If you're looking for resources on using the WotC dungeon tiles, check out dungeon_tiles : D&D Dungeon Tile Maps (WotC) .


----------



## Piratecat (Jun 18, 2009)

Anyone know of an easy hex map generator to make area maps?


----------



## kitsune9 (Jun 18, 2009)

Piratecat said:


> Anyone know of an easy hex map generator to make area maps?




I don't know if this program is easy, but you can try the hex map maker at ink well ideas (Inkwell Ideas).

You can make the retro maps that were common in the basic D&D games.

Dundjinni can create hex maps too, but I think it's strength is definitely more in square grids.


----------



## Piratecat (Jun 18, 2009)

Awesome, thanks.


----------



## BeholderBurger (Jun 18, 2009)

What I am after specifically is dungeon mapping software rather than land and sea cartography (although in future that may come in handy). I use my laptop for all my adventure notes and this takes up quite a bit of space so I find that my maps are ontop of and around my laptop which can be a pain. Does anybody use ProFantasy's Dungeon Designer 3? Is it an add-on to CC3 or is it a stand alone?
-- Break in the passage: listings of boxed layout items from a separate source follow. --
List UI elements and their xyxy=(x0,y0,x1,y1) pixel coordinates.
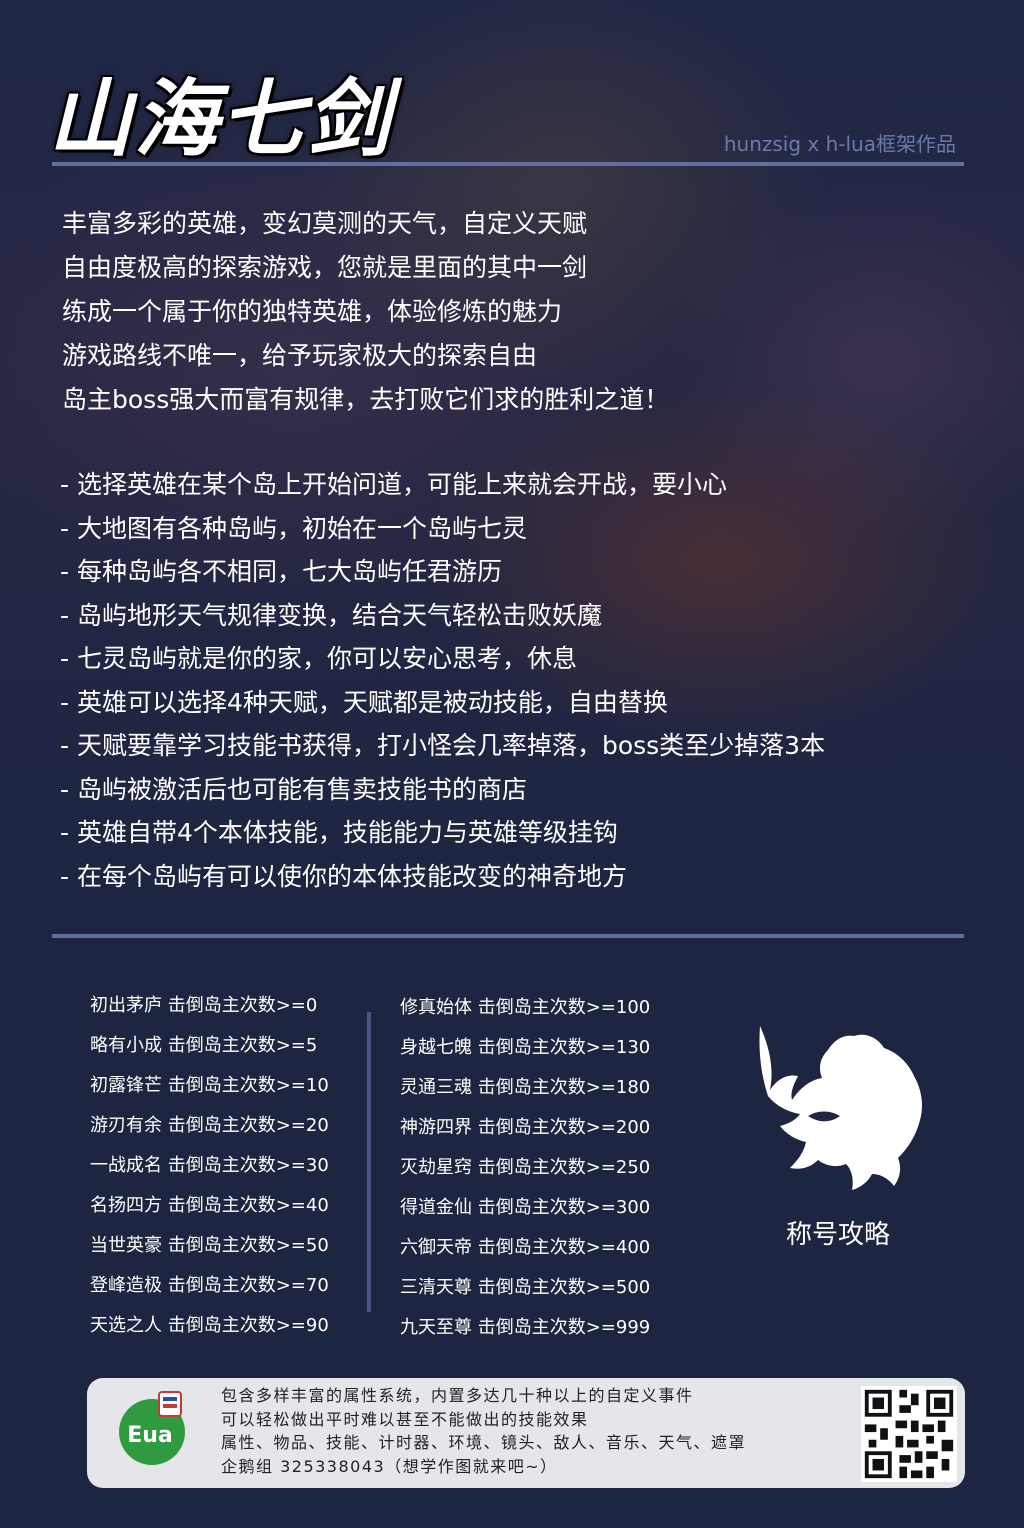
qr-code-icon[interactable] xyxy=(861,1386,957,1482)
feature-item: - 每种岛屿各不相同，七大岛屿任君游历 xyxy=(60,557,502,586)
title-rank-item: 修真始体 击倒岛主次数>=100 xyxy=(400,997,651,1018)
logo-text: Eua xyxy=(127,1423,173,1448)
title-rank-item: 灭劫星窍 击倒岛主次数>=250 xyxy=(400,1157,651,1178)
title-guide-label: 称号攻略 xyxy=(786,1220,891,1250)
title-rank-item: 得道金仙 击倒岛主次数>=300 xyxy=(400,1197,651,1218)
feature-item: - 英雄可以选择4种天赋，天赋都是被动技能，自由替换 xyxy=(60,687,668,717)
framework-info-banner: Eua 包含多样丰富的属性系统，内置多达几十种以上的自定义事件 可以轻松做出平时… xyxy=(87,1378,965,1488)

Is it any good? I notice their bundle pack is over a hundred quid. Seems a bit steep but If there is nothing else out there of this quality I guess it may be worth it.


----------



## InkwellIdeas (Jun 18, 2009)

kitsune9 said:


> I don't know if this program is easy, but you can try the hex map maker at ink well ideas (Inkwell Ideas).




If its not easy and you have a specific suggestion to make it better, post or pm me.  Thanks for thinking of it!  (Look for the "Hexographer" links in the linked page's left sidebar.)


----------